Janna Wilkinson, Utah Division of Emergency Management’s State Mitigation and Recovery Manager, confirmed that the monsoon flooding in Cedar City and Enoch earlier this summer did not meet the FEMA thresholds.

“FEMA is a federal agency that can come in to deal with a certain scale of disaster,” Wilkinson said. “And so you know disasters are scaled up based on their size, and so there’s [disasters] that should be able to be handled at the local level. Others that should be able to be handled by the state, and then there are those that scale up to the level where they need federal intervention.”

When it comes to Hanksville’s flooding, Wilkinson said the losses were not as large as those caused by the COVID-19 pandemic, the Magna earthquake of 2020 and the Wasatch Front spring windstorms of 2020.

Wilkinson added that the state is still accepting applications for FEMA public assistance from residents impacted by the earthquakes and windstorms. Both of those disasters, she points out, were far more costly than the flooding incidents in Cedar City, Enoch and now Hanksville.

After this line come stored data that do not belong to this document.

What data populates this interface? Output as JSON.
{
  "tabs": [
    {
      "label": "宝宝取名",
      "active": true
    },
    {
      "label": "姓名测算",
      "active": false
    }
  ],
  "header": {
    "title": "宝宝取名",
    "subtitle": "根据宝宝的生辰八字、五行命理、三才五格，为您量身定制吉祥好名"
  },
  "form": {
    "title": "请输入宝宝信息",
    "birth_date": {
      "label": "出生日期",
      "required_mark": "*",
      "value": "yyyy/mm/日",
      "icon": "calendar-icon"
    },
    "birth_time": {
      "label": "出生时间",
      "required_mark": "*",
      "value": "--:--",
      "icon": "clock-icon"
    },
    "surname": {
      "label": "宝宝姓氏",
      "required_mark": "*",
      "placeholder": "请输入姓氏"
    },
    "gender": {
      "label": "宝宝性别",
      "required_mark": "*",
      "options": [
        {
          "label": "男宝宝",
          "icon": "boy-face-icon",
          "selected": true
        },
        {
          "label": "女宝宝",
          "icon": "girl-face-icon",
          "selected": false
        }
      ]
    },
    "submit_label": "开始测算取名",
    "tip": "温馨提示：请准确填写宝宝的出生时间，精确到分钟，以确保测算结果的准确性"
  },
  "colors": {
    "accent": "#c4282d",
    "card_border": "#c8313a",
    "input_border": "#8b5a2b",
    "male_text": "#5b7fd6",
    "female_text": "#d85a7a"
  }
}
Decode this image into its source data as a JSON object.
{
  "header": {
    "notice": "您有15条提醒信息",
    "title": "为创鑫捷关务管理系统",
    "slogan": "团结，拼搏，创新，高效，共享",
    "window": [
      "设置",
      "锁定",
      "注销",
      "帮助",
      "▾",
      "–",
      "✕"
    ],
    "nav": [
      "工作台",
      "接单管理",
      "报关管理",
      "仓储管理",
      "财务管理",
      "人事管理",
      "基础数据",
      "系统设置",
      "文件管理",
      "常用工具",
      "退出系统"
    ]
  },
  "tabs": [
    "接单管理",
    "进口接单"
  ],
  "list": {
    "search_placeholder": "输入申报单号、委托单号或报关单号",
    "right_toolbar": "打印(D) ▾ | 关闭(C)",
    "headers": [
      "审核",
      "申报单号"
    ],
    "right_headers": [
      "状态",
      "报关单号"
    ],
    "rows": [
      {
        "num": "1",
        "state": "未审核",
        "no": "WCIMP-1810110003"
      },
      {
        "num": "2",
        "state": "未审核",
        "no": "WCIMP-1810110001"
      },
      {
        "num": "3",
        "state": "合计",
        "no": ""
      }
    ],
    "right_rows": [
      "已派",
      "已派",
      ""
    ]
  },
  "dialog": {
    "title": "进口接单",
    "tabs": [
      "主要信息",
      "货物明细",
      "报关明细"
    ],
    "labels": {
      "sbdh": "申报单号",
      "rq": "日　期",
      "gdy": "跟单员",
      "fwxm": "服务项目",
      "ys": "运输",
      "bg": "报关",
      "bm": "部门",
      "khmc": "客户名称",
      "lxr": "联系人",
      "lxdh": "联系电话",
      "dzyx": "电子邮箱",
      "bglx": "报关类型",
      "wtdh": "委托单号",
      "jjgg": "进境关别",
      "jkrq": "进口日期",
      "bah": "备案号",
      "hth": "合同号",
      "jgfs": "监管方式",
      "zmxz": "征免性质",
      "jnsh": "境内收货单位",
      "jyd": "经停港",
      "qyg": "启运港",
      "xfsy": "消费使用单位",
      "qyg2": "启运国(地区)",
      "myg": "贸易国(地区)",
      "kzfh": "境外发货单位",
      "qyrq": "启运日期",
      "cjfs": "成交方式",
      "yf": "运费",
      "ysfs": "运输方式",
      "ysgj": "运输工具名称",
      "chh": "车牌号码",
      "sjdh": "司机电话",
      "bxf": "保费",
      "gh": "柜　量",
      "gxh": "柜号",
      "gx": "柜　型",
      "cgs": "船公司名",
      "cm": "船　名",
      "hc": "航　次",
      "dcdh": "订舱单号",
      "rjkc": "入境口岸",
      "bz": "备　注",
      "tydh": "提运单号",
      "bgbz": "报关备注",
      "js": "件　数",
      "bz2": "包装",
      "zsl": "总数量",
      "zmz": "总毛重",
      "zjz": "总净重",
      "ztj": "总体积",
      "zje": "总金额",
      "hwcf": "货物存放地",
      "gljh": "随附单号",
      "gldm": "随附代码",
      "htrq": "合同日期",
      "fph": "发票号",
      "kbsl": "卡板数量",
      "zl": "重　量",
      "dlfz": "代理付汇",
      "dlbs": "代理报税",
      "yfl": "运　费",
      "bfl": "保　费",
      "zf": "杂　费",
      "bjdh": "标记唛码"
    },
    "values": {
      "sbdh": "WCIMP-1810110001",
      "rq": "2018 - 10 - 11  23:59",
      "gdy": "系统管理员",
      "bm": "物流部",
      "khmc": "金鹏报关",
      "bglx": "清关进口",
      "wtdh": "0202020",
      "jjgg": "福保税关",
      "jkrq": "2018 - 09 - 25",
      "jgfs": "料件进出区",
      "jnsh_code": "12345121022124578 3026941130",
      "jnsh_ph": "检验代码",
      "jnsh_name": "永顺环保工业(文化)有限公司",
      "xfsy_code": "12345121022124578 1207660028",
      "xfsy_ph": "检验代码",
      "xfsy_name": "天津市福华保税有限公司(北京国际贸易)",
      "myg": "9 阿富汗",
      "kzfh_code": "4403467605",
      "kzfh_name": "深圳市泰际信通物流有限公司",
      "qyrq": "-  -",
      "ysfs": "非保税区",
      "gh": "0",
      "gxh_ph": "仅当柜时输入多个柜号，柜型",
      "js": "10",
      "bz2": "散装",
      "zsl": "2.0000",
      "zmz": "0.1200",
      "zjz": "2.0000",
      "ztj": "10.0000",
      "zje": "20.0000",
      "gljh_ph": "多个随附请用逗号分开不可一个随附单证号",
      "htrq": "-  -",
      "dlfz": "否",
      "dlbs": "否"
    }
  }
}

Even though no emergency funds exist in Utah for recovery, Wilkinson’s division is on the ground in Hanksville assisting community members. She also advised businesses and homeowners to consider getting additional insurance policies for floods, including coverage offered under the National Flood Insurance Program, before disaster strikes.

“Homeowners insurance does not usually cover natural disasters,” Wilkinson warned. “You have to get a separate policy or an additional rider to cover a natural disaster, such as flooding or earthquake.”

Stanley Alvey, whose family operates about five businesses in the town, said that the family’s private insurance would not cover the damage from the floods.

One of the family’s businesses, the Whispering Sands Motel was gearing up for a busy fall season. Now, reservations for half its rooms are blocked until next year after flooding damaged bedding, carpet and interior walls.

“We haven’t really given much consideration to our businesses yet, because I think the bigger picture [is] we’re trying to focus more on the people in the town and getting them on their feet before we can focus on the economy,” Alvey said.